Causes of vision loss;
Arterial ischemic optic neuropathy (AION),
Central or branchial occlusion of the retinal artery (CRAO / BRAO),
Posterior ischemic optic neuropathy (PION,
Cerebral ischemia (rare).

AION accounts for at least 80%. AION typically develops as a consequence of the occlusion of the posterior silier artery, a branch of the ophthalmic artery (the main feeder vessel in the eye) originating from the internal carotid artery .
CRAO is responsible for 10% of permanent blindness due to GCA.
Diplopi % 5
Charles Bonnet Syndrome; Visual hallucinations in the person with vision loss. It may also be associated with glucocorticoid. It's actually a psychiatric syndrome.
Peripheral symmetric synovitis with pit edema occurs in a small proportion of patients.
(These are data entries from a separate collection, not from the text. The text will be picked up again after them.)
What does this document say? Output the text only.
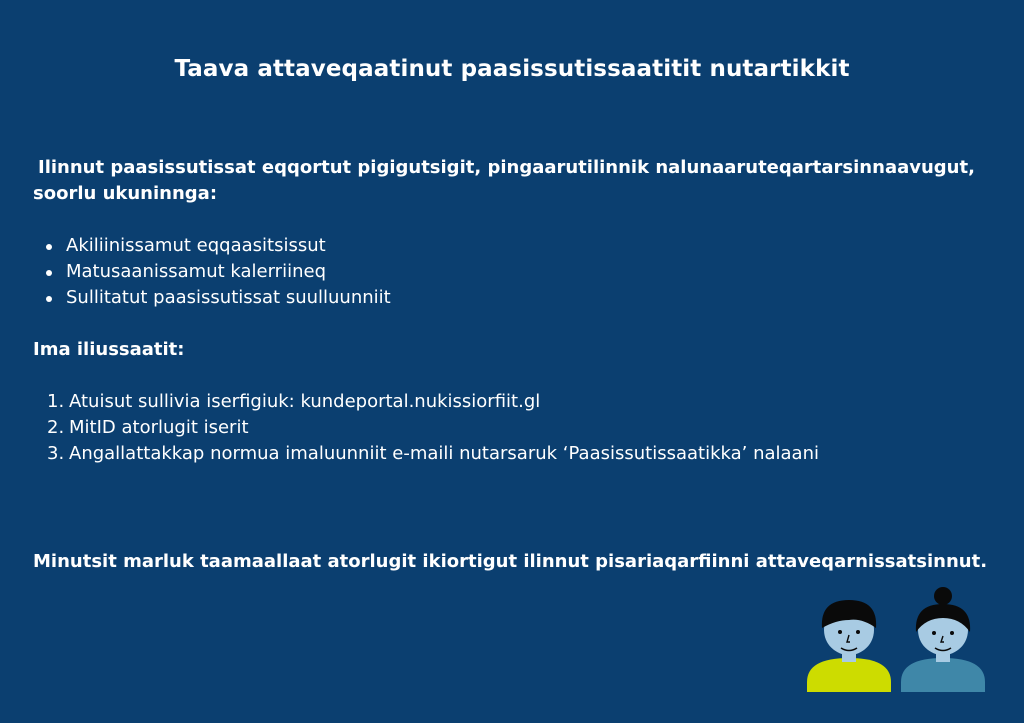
Taava attaveqaatinut paasissutissaatitit nutartikkit

Ilinnut paasissutissat eqqortut pigigutsigit, pingaarutilinnik nalunaaruteqartarsinnaavugut,
soorlu ukuninnga:

Akiliinissamut eqqaasitsissut
Matusaanissamut kalerriineq
Sullitatut paasissutissat suulluunniit

Ima iliussaatit:

1. Atuisut sullivia iserfigiuk: kundeportal.nukissiorfiit.gl
2. MitID atorlugit iserit
3. Angallattakkap normua imaluunniit e-maili nutarsaruk ‘Paasissutissaatikka’ nalaani
Minutsit marluk taamaallaat atorlugit ikiortigut ilinnut pisariaqarfiinni attaveqarnissatsinnut.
INVOLVEMENT OF GREAT BLOOD VESSELS İN GCA

Aortic aneurysms occur in 10-20% of GCA patients. The thoracic aorta, especially the descending aorta, is frequently involved compared to the abdominal aorta.
A small proportion of patients may have aortic rupture and dissection, with or without aneurysms.
GCA may also affect the subclavian artery from distal to the vertebral artery dissection site, to axillary and proximal brachial arteries.
The upper extremity disease associated with GCA is not symmetrical, but is characteristically bilateral.
Stroke is rare. Ataxia, vertigo, dysarthria, etc. are rare.
Intracranial vessel involvement is very rareApproximately 10% of GCA patients have upper respiratory symptoms. A nonproductive cough is the most common symptom.
Macroglossia, lingual infarct, and scalp necrosis are rarely reported.
Pulses may be felt weakly and may be inconsistent blood pressure arterial measurements.
A murmur of aortic regurgitation should not be skipped because it may be a finding of a descending aortic aneurysm and its associated aortic valve dilatation.

Anemia can sometimes be profound and reactive thrombocytosis may also be present. Leukocytosis tends not to increase even in active disease.
Serum albumin can be slightly lowered and responds quickly to glucocorticoid therapy.
Liver enzymes, especially ALP, have increased slightly in 25-30% of patients. It returns to normal with glucocorticoid therapy.
ESR is typically elevated, and GCA is a disease that can exceed the ESR of 100. The CRP also generally increases proportionally. Neither is specific for GCA.

Increased concentrations of IL-6 appear to be closely related to the clinical activity of GCA. However, the clinical significance is unknown and is not present in routine practice.